Deep generative models generate mRNA sequences with enhanced translation capacity and stability

He Zhang,Hailong Liu,Yushan Xu,Yiming Liu,Jia Wang,Yan Qin,Haiyan Wang,Lili Ma,Zhiyuan Xun,Timothy K. Lu,Jicong Cao
DOI: https://doi.org/10.1101/2024.06.20.599727
2024-06-20
Abstract:Despite the tremendous success of messenger RNA (mRNA) COVID-19 vaccines, the extension of this modality to a broader spectrum of diseases necessitates substantial enhancements, particularly in the design of mRNAs with elevated expression levels and extended durability. Here we present GEMORNA, a deep generative model designed to generate novel mRNA coding sequences (CDSs) and untranslated regions (UTRs) with superior translation capacity, comparable to the sophisticated task of language translation and free-form poetry composition with accurate grammar and semantics. Our AI model was trained on an extensive collection of RNA sequences from diverse families, further enhanced with labeled data to refine its performance. Remarkably, we demonstrate that our AI-generated mRNAs exhibited 8.2-fold and 15.9-fold increases in firefly luciferase expression compared to benchmark mRNAs in two different cell types. Additionally, Our AI-designed COVID-19 mRNA vaccine elicited a 4-fold increase in anti-COVID antibody titer in mice relative to BNT162b2. Furthermore, GEMORNA's versatility extends to circular mRNA design, which we facilitated a 27-fold increase in human erythropoietin protein expression in vivo than a systematically optimized benchmark sequence. We also created circular mRNAs with substantial improvements in expression levels, durability and anti-tumor cell cytotoxicity in mRNA-transduced CAR-T cells compared with an experimentally validated benchmark. In summary, GEMORNA generates novel mRNA sequences with significant performance improvements and has the potential to enable a wide range of therapeutic and vaccine applications.
Synthetic Biology
What problem does this paper attempt to address?

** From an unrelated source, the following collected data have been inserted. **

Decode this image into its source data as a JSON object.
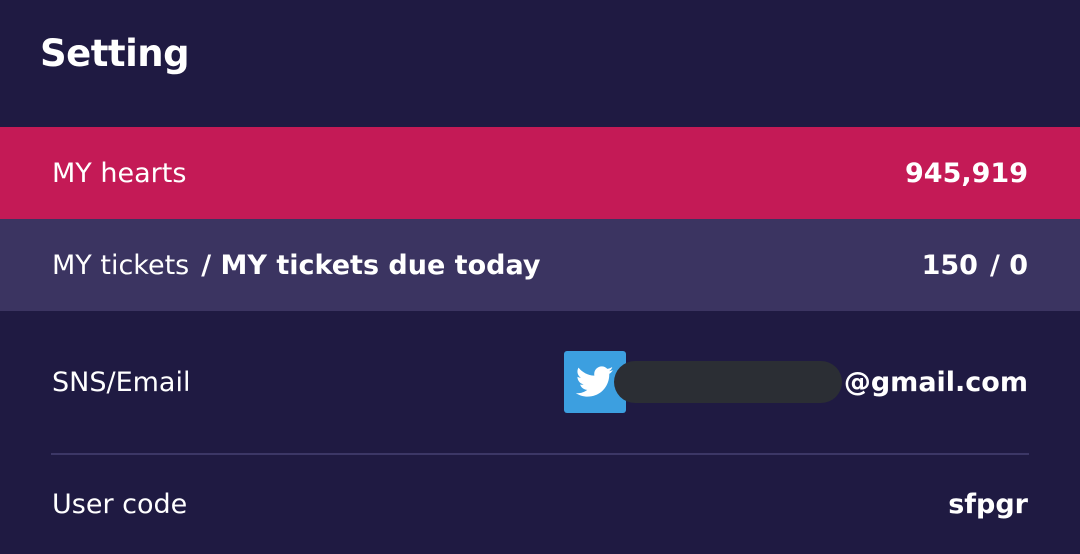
{
  "header": {
    "title": "Setting"
  },
  "hearts": {
    "label": "MY hearts",
    "value": "945,919"
  },
  "tickets": {
    "label": "MY tickets",
    "label_extra": "/ MY tickets due today",
    "value_tickets": "150",
    "value_due": "/ 0"
  },
  "sns": {
    "label": "SNS/Email",
    "provider_icon": "twitter-icon",
    "email_suffix": "@gmail.com"
  },
  "user_code": {
    "label": "User code",
    "value": "sfpgr"
  },
  "colors": {
    "background": "#1f1a42",
    "hearts_row": "#c41a56",
    "tickets_row": "#3b3461",
    "twitter_blue": "#3c9fe0"
  }
}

The paper aims to address several key issues in mRNA sequence design to improve its translation efficiency and stability. Specifically: 1. **Translation Efficiency and Stability**: Although mRNA vaccines (such as those for COVID-19) have achieved great success, significant improvements in mRNA design capabilities are needed to apply them to a broader range of disease treatments, particularly in enhancing expression levels and extending durability. 2. **Coding Sequence (CDS) Optimization**: Traditional methods (such as optimizing the Codon Adaptation Index (CAI)) have been effective in local optimization but have limitations in global optimization. Existing LSTM-based models lack attention mechanisms, making them ineffective at handling long-range dependencies and inefficient in training. 3. **Untranslated Region (UTR) Design**: The design of the 5' UTR is particularly challenging because its regulatory mechanisms are not fully understood. Existing methods typically rely on the 5' UTR of natural mRNA or enhance translation efficiency by minimizing secondary structures, but these approaches still have limitations. To address these issues, researchers developed the GEMORNA model, a generative model capable of designing novel mRNA sequences with higher translation efficiency and stability. Experimental results show that mRNA generated by GEMORNA exhibits significantly improved translation efficiency in different cell types and higher antibody titers in mouse experiments. Additionally, GEMORNA has been used to design circular RNA (circRNA), further enhancing protein expression levels and anti-tumor cytotoxicity.